Demands for the British monarchy to make amends are also coming from Canada’s Black community. 

“We can mourn and celebrate the Queen separately,” said Hector Addison, the co-founder of the African Canadian Association of Ottawa. “But at the same time, we want to move forward with the institution, which King Charles now represents, to right some of the wrongs and apologize for the ills of colonization.” 

The so-called Mau Mau Rebellion comes to mind for many in the local community. In 1952, a civil war broke out in Kenya where 20,000 rebel fighters fought against the British military at the outset of Kenya’s push for independence from the British Empire. The war erupted after years of British colonization in East Africa, where locals were exploited for tea and coffee production. .

During the uprising, people were detained in barbed-wire villages and endured forced labour and starvation.

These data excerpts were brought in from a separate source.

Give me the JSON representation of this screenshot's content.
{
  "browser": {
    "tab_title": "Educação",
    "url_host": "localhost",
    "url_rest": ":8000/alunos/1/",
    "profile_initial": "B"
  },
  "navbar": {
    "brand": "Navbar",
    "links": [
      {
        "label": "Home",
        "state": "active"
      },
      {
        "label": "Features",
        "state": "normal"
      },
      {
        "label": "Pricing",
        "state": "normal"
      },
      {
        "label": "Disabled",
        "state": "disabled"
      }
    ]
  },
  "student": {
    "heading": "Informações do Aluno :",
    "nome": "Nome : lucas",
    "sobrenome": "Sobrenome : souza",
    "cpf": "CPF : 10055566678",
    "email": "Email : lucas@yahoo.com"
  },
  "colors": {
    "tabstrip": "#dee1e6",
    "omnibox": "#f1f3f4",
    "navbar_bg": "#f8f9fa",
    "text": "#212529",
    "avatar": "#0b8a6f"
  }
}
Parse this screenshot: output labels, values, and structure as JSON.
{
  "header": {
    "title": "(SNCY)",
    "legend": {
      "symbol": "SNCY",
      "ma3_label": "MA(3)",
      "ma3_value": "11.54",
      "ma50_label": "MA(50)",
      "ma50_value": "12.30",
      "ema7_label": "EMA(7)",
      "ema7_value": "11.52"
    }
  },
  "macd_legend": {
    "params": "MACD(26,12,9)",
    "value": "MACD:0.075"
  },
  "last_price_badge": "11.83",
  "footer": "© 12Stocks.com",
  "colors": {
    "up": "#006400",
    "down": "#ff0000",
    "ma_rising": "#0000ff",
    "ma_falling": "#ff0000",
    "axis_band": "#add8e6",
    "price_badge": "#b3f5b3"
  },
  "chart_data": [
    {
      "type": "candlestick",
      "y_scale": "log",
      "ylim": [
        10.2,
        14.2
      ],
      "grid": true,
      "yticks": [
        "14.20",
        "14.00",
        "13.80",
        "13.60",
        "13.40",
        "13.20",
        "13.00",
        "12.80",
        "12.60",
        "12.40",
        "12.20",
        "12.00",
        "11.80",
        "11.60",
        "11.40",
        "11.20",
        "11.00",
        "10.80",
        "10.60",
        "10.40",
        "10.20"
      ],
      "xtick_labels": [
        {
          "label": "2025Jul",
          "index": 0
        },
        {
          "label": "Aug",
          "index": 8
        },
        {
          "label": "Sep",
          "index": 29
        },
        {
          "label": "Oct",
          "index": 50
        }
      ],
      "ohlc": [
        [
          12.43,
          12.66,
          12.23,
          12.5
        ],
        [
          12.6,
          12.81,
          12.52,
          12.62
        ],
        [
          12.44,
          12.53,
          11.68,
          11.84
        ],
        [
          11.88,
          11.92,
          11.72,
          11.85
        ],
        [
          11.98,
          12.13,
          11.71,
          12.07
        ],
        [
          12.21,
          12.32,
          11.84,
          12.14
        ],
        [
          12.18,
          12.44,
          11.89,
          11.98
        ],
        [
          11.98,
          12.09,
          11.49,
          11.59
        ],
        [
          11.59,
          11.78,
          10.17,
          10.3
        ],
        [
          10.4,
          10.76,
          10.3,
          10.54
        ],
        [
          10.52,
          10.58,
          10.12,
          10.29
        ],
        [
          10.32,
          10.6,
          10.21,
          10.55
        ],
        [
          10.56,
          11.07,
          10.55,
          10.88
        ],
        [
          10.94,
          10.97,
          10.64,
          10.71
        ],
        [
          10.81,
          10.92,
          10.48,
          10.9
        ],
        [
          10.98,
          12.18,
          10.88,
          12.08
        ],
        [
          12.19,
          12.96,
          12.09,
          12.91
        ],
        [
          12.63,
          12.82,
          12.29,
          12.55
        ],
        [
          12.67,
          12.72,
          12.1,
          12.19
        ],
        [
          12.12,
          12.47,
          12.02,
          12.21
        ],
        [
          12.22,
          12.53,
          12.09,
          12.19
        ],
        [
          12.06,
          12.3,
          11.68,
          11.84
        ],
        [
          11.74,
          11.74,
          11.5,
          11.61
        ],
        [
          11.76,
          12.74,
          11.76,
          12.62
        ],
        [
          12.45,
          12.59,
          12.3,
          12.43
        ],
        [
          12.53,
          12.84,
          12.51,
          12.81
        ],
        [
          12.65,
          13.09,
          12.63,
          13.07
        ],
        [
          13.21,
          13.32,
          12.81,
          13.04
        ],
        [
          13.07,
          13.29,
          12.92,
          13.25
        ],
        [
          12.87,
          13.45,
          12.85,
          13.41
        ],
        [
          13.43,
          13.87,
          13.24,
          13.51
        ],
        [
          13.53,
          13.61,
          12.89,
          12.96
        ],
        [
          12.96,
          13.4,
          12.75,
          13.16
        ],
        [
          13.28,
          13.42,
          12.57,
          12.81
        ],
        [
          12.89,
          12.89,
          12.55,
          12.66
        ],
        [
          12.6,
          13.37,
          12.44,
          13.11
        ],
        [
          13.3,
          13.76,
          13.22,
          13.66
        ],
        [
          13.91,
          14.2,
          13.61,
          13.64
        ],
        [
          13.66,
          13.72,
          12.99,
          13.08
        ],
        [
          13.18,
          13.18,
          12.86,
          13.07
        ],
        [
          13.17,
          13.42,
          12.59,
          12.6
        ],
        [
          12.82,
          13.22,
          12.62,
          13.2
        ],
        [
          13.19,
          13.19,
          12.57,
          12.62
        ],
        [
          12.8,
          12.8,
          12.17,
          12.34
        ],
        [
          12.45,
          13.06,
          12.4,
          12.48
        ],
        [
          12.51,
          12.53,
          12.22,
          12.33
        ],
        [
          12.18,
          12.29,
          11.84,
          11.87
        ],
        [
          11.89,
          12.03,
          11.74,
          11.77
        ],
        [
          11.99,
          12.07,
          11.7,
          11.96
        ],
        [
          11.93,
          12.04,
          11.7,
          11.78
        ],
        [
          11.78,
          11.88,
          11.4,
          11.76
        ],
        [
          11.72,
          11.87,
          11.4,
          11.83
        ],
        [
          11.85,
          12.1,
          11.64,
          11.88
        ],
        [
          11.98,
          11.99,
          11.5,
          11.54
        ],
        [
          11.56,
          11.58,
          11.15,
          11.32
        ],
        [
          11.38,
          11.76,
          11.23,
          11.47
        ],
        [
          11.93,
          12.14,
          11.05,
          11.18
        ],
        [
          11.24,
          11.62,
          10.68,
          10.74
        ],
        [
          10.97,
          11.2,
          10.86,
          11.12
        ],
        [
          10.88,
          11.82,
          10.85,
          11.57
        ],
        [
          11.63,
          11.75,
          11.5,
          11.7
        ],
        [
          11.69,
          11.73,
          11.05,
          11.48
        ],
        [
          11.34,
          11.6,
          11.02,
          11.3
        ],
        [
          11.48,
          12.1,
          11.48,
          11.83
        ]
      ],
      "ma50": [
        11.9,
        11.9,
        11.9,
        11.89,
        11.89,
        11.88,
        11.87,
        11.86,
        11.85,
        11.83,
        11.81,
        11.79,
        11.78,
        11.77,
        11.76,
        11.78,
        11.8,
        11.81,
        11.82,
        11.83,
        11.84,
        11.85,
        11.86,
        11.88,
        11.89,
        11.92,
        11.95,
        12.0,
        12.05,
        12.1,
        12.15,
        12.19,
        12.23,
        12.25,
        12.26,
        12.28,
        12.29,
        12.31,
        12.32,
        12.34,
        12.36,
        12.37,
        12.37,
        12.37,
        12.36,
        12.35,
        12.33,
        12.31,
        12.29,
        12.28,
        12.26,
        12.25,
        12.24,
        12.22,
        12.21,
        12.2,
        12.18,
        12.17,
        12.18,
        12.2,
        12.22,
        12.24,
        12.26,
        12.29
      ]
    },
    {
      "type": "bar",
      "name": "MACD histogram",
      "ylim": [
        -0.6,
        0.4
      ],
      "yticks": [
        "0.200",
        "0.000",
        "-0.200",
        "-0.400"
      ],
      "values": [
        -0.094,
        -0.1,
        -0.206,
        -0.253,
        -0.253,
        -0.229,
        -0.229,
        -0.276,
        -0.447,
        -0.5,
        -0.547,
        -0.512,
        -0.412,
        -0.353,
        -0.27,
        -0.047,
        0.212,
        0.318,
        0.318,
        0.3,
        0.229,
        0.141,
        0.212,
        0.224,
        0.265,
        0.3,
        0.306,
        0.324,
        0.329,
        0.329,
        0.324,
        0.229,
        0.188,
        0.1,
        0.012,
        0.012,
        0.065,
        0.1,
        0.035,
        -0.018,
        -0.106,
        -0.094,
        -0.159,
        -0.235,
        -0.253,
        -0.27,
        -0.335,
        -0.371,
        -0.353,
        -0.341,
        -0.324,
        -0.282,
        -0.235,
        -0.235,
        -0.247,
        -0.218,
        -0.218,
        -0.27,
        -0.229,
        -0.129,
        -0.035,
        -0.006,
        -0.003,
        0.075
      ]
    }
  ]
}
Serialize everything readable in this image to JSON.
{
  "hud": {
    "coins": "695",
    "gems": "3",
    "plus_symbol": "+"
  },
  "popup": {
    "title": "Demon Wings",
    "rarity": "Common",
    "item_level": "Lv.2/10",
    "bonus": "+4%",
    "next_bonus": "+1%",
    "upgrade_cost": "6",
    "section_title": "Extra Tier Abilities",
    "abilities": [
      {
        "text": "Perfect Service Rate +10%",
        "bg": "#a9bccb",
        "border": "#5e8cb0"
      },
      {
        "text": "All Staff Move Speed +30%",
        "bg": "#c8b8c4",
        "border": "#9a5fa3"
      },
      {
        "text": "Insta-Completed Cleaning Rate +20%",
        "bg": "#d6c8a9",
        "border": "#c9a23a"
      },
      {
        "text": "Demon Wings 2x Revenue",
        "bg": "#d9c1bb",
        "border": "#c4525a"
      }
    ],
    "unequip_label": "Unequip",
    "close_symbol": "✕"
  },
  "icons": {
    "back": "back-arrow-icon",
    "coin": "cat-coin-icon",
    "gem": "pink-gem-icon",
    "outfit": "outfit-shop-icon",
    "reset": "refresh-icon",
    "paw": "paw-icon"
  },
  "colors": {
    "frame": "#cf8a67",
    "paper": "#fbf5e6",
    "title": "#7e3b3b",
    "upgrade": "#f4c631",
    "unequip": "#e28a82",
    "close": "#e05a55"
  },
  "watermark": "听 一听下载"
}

Though the British government offered reparations in 2013, the town of Kericho in Kenya still suffers from multinational companies profiting off their lands for tea production. 

ACAO president John Adeyefa said he won’t back down on calls for change and for Britain to acknowledge and apologize for historical injustices — “the ills of the past,” as he put it.


For now, Addison and Adeyefa don’t have specific plans for encouraging apologies from King Charles, but they emphasize they don’t want to immediately pressure Canada’s new monarch. They would rather see King Charles willingly acknowledge historical wrongs, and make a sincere apology in order to move forward. 

“Any nation that forgets about its past is bound to fail,” said Addison. “We are not asking (King Charles) to dwell in the past, but the past must guide where we want to go.”